Blood pressure is the term used to describe the strength with which your blood pushes on the sides of your arteries as it’s pumped around your body. Having high blood pressure or hypertension can put increased strain on your arteries and vital organs.
Low blood pressure (hypotension) isn’t generally as serious; however, it can cause dizziness when standing up to quickly and for some it may cause black outs.
Blood pressure monitors will either measure around the upper arm or around the wrist. As the cuff starts to deflate and the blood flow starts to return to the arm it will take readings at two points.
The points are known as:
Systolic pressure – the pressure when your heart pushes blood out (top number)
Diastolic pressure – the pressure when your heart rests between beats (bottom number)

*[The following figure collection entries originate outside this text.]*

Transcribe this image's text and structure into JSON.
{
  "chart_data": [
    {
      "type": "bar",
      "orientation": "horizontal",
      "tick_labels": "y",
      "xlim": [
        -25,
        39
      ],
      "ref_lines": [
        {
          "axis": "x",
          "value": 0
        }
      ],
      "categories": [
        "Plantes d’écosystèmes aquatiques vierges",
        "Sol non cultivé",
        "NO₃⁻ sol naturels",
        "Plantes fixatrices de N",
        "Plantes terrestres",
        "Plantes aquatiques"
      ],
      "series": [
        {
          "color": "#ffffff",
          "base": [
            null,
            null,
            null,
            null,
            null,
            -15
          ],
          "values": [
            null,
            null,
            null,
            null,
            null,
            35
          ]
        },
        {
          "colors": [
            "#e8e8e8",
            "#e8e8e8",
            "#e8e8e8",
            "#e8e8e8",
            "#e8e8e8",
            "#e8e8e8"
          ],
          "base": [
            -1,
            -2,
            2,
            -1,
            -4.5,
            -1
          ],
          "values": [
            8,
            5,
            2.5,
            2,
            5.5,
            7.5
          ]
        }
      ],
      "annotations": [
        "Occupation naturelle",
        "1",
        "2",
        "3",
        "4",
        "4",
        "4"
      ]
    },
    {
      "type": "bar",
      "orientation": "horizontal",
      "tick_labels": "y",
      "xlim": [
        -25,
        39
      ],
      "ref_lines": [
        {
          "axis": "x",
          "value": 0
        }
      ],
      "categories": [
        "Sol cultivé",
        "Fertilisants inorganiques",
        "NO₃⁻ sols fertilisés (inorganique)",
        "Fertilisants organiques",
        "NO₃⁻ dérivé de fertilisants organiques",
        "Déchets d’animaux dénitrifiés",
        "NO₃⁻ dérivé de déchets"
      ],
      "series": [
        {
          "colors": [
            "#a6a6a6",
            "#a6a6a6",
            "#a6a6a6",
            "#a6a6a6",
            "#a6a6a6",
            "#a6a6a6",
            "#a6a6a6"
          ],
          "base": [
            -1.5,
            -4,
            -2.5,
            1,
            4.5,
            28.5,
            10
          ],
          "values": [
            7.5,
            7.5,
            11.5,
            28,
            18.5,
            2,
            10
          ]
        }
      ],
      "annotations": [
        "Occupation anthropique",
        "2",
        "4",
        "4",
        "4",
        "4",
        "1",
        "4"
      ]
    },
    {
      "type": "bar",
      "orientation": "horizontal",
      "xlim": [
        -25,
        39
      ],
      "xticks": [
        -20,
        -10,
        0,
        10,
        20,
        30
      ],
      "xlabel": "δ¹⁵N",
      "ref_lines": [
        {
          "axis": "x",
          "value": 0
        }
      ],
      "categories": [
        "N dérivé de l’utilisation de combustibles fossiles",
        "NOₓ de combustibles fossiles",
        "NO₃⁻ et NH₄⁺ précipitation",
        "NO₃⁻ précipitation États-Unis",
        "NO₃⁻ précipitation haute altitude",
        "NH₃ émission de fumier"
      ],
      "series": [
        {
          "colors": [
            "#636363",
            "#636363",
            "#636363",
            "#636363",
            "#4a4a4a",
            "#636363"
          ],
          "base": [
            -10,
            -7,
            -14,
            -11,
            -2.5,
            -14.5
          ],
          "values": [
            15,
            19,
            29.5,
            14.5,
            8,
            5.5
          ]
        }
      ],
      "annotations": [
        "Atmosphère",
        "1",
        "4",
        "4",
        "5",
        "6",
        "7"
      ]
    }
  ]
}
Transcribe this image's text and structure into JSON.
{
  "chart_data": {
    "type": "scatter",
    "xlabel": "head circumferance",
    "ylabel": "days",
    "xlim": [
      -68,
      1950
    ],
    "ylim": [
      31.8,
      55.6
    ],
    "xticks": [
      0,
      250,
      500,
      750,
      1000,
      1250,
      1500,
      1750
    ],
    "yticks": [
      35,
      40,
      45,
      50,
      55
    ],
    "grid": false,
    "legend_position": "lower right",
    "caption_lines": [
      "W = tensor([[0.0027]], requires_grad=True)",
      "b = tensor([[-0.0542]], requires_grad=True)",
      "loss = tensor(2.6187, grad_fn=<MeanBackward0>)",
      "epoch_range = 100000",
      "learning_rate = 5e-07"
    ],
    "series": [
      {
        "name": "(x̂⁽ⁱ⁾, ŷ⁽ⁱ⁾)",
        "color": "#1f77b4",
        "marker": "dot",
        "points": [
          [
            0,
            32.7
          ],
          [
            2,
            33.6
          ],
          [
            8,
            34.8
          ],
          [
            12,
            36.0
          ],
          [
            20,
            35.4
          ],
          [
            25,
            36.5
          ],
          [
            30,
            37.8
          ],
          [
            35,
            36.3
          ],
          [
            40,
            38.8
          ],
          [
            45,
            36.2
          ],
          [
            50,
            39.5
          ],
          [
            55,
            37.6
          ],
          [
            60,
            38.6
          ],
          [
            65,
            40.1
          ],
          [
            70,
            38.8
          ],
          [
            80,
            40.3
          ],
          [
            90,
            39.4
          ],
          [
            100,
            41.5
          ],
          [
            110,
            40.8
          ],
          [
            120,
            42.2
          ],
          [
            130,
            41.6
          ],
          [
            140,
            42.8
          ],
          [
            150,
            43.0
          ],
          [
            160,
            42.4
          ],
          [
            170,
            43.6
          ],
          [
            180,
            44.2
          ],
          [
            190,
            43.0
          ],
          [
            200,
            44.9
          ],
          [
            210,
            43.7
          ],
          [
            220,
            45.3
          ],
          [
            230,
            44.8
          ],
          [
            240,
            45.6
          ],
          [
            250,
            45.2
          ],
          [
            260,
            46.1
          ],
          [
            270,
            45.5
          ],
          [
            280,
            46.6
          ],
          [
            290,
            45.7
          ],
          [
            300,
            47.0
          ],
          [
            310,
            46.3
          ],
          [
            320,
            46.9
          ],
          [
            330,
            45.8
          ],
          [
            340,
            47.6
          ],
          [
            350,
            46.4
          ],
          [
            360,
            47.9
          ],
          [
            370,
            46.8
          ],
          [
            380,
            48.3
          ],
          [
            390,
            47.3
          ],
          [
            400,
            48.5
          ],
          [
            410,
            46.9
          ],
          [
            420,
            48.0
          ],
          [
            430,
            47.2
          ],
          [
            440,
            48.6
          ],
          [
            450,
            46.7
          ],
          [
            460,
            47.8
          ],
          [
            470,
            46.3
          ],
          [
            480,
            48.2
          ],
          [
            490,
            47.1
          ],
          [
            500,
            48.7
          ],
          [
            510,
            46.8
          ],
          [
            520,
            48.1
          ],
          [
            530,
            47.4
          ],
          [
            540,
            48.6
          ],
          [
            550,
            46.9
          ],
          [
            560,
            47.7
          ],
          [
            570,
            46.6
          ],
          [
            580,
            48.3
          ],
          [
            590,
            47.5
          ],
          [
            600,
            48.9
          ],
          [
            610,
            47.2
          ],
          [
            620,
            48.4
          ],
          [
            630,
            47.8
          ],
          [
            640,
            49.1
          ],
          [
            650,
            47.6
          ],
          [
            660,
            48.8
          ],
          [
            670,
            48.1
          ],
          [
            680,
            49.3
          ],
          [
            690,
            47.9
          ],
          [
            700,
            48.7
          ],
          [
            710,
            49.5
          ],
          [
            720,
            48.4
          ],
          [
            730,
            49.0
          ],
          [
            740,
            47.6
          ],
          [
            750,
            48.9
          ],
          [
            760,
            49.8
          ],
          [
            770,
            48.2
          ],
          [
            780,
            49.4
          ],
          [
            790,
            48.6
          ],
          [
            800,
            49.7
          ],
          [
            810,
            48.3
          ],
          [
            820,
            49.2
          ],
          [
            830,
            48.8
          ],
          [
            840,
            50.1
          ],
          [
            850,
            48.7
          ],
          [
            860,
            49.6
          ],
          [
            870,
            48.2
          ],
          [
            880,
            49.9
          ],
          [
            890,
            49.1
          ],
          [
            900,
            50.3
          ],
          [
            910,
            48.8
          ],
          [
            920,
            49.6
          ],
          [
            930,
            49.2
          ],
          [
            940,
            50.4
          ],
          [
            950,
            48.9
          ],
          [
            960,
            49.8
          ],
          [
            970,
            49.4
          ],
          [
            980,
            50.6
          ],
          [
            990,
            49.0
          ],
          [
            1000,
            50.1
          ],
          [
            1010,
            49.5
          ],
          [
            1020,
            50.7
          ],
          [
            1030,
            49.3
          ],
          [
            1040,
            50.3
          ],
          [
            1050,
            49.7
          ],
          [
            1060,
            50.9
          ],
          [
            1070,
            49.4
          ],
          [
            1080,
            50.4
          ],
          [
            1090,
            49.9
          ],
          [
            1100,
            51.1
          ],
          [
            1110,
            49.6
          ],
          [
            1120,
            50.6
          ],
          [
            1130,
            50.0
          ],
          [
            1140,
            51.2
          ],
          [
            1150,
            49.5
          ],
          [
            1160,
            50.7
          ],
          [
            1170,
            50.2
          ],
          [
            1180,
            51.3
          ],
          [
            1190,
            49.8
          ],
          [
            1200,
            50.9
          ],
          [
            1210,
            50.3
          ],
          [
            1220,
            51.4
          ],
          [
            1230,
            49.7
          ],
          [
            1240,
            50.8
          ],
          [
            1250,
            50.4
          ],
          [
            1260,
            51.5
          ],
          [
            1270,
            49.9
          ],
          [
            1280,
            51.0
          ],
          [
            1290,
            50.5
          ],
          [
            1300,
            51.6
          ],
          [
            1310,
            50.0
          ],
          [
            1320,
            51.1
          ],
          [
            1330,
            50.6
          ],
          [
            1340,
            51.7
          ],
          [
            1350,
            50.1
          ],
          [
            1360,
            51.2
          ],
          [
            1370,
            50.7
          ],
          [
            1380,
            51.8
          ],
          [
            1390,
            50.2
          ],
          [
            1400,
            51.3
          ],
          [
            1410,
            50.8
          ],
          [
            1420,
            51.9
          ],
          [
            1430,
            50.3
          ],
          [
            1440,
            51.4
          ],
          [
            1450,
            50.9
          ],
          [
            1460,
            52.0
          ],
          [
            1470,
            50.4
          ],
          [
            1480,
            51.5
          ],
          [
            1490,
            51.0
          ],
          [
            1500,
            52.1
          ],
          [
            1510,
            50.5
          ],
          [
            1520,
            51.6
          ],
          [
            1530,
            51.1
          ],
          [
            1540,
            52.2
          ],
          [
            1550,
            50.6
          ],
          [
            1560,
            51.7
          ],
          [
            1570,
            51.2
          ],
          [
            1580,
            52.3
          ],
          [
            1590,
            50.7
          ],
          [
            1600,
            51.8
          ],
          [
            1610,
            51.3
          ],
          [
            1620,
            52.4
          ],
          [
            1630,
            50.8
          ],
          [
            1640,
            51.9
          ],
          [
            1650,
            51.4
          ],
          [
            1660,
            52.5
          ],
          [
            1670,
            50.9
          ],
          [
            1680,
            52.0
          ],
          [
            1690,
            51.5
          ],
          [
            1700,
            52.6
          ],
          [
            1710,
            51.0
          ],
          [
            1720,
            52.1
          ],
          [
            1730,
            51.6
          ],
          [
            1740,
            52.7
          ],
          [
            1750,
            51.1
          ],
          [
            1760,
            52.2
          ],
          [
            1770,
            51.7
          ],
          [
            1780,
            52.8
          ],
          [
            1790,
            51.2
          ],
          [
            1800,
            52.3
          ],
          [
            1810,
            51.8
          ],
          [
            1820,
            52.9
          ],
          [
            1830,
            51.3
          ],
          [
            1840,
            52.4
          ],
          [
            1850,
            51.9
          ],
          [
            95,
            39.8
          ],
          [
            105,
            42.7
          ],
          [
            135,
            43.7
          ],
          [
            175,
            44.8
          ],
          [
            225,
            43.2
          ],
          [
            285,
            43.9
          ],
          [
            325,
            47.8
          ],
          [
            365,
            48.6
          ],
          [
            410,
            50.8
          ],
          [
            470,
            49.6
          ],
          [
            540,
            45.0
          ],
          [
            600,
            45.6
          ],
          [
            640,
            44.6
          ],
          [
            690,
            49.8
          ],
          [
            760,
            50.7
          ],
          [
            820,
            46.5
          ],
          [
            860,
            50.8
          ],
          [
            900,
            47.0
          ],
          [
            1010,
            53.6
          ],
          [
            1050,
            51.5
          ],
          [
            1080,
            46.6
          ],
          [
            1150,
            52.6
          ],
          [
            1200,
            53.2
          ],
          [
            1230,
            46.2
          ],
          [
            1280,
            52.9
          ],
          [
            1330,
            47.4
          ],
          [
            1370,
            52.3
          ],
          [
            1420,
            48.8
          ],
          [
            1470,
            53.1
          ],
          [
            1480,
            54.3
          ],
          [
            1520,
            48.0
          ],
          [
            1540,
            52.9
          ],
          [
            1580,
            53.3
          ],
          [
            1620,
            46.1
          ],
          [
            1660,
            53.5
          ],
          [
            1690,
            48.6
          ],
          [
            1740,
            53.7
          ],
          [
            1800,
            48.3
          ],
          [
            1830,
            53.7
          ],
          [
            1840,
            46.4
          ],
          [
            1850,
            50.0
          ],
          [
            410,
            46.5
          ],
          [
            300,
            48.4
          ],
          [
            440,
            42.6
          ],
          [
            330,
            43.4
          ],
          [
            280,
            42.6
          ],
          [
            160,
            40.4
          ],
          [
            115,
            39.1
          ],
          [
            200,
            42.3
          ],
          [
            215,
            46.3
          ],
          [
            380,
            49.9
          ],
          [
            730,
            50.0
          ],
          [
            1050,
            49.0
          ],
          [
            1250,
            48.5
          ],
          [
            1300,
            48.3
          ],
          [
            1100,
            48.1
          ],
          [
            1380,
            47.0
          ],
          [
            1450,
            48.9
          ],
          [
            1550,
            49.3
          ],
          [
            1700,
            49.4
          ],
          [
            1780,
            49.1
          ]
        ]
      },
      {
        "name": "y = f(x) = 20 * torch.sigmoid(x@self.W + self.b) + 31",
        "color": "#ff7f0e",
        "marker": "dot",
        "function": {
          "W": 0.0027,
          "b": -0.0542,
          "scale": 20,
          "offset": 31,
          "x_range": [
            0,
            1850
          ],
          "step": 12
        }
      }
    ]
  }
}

What do the readings mean?
- Normal blood pressure is between 90/60 to 120/80
- High blood pressure is 140/90 or higher
- Low blood pressure is 90/60 or lower
- Readings above 120/80 to 140/90 could mean you’re increasing your risk of developing hypertension if you don’t start to keep it under control.
High blood pressure symptoms:
- Blurred vision
- Nose bleeds
- Shortness of breath
- Pains in the chest or stomach
- Heart palpitations
The most likely causes of high blood pressure are being overweight, eating an unhealthy diet, consuming too much salt and smoking.
Here are some suggestions on how to keep your blood pressure under control:
- Eat a healthy diet – made up of healthy proteins such as fish, poultry, eggs, pulses, seeds and nuts; vegetables and fruit high in potassium. Until your blood pressure returns to normal – cut out your meat consumption, including smoked and processed meats.
- Lose weight to get down to a healthier weight
- Reduce your intake of salt – keep below the recommended amount of no more than 6g (approx. 1 teaspoon) of salt per day.
- Move more – get regular exercise.
- Reduce your alcohol consumption to below 14 units a week.
- If you smoke – give up.
If you have any concerns about your blood pressure or are experiencing symptoms listed, you must consult your doctor.